The far-right politician is vehemently opposed to outlawing the sale of combustion-powered cars, saying that it makes no sense for the economy, the environment, and society.
Matteo Salvini, Italy's minister of transport and infrastructure, has lashed out at the European Union's plans to bring sales of combustion-powered vehicles to an end by 2035. Salvini was in Brussels on December 5, meeting with his EU27 counterparts and the European Commission's Transport Commissioner Adina Valean. According to a tweet from the Italian news agency Ultimora, he had some strong words about a full-scale sales ban.
"I spoke with the EU commissioner and with my French and German colleagues about reviewing the ban on petrol and diesel cars from 2035: it makes no economic, environmental or social sense," the minister is reported as saying.
In addition, Bloomberg reports that Salvini is against the EU's goal of introducing Euro 7 emissions standards by 2025. These standards aim to reduce the emission of nitrous oxide by an additional 25%, but despite these new rules, many major automakers are convinced that combustion will live on for a long time to come.
Hyundai's Albert Biermann has spoken out against banning the sale of combustion-engine cars, BMW CEO Oliver Zipse has said that switching exclusively to EVs would be a mistake, and Stellantis CEO Carlos Tavares has pointed out the problems with forcing full-scale electrification onto the motoring industry on numerous occasions.
Salvini's comments, therefore, are nothing new. In fact, it's partly because of Italy's efforts that the likes of Ferrari and Lamborghini will get a little more breathing room to fall in line with new regulations. However, even the next Aventador will be electrified, but will the transport minister's latest protest make any real difference?
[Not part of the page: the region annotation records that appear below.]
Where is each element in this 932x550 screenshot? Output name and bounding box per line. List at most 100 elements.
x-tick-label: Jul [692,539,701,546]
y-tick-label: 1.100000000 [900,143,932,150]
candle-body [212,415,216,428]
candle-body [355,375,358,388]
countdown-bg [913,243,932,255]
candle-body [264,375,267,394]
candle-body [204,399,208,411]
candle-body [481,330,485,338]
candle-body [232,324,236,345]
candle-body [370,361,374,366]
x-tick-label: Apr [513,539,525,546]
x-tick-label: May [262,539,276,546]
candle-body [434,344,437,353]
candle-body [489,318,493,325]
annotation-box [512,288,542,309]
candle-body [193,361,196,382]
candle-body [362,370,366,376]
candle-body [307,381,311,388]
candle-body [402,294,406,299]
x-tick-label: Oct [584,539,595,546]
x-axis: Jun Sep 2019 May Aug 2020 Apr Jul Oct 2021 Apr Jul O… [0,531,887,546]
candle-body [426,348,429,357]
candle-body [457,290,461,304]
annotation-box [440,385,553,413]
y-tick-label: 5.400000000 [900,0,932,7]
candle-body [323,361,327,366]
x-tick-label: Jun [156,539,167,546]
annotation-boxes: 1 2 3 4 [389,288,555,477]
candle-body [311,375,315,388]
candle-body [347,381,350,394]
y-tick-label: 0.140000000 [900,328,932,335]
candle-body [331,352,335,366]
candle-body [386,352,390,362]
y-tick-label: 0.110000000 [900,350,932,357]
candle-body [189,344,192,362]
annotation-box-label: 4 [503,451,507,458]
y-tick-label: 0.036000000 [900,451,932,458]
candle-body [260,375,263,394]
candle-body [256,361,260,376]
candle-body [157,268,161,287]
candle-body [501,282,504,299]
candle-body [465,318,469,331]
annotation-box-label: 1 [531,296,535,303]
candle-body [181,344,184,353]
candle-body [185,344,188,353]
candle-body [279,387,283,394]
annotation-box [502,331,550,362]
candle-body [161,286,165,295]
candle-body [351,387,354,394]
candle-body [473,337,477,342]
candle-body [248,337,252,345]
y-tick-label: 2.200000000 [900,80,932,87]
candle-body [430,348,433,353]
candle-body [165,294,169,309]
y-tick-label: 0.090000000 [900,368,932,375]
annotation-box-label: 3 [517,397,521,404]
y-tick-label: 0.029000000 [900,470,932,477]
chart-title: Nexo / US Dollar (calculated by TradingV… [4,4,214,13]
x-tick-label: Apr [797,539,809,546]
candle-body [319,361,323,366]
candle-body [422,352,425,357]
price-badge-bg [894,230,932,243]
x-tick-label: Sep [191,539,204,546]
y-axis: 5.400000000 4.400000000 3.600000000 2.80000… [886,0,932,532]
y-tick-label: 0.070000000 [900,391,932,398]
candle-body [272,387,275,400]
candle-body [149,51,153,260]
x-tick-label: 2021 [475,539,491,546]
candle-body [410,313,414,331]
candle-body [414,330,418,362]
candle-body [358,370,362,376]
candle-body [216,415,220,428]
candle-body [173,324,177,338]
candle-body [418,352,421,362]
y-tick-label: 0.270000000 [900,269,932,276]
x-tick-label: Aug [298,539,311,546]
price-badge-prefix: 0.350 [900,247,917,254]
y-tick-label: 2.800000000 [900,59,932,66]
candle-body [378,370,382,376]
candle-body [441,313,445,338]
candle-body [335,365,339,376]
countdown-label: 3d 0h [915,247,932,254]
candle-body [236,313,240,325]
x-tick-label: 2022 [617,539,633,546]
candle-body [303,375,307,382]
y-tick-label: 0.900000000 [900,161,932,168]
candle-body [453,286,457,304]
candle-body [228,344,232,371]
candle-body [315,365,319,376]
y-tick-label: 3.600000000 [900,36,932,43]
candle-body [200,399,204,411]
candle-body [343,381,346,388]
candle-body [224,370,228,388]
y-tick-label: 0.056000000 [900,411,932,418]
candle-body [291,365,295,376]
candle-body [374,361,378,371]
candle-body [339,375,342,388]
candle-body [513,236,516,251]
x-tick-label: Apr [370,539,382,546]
Despite the valid concerns of numerous countries and their automakers, the EU has decided to continue with the proposed ban on the sale of new combustion-powered cars by 2035, as has the state of California, with New York likely to follow.
According to Forbes, the Italian politician is unlikely to die on this hill. Among his pet projects is a proposed bridge between mainland Italy and the island of Sicily, which would be the world's longest suspension bridge if completed, and for this project - part of the Trans-European Transport Network (TEN-T) - to go ahead, it needs grants that the EU would provide.
Salvini will have to pick his battles, and the allure of a legacy-defining bridge means he likely won't push too hard to oppose a combustion ban.
Still, with numerous industry giants drawing attention to extreme EV R&D and production costs, the challenges of meaningfully reducing carbon emissions with electric cars, and the effects of entire workforces becoming obsolete, this discussion appears far from over.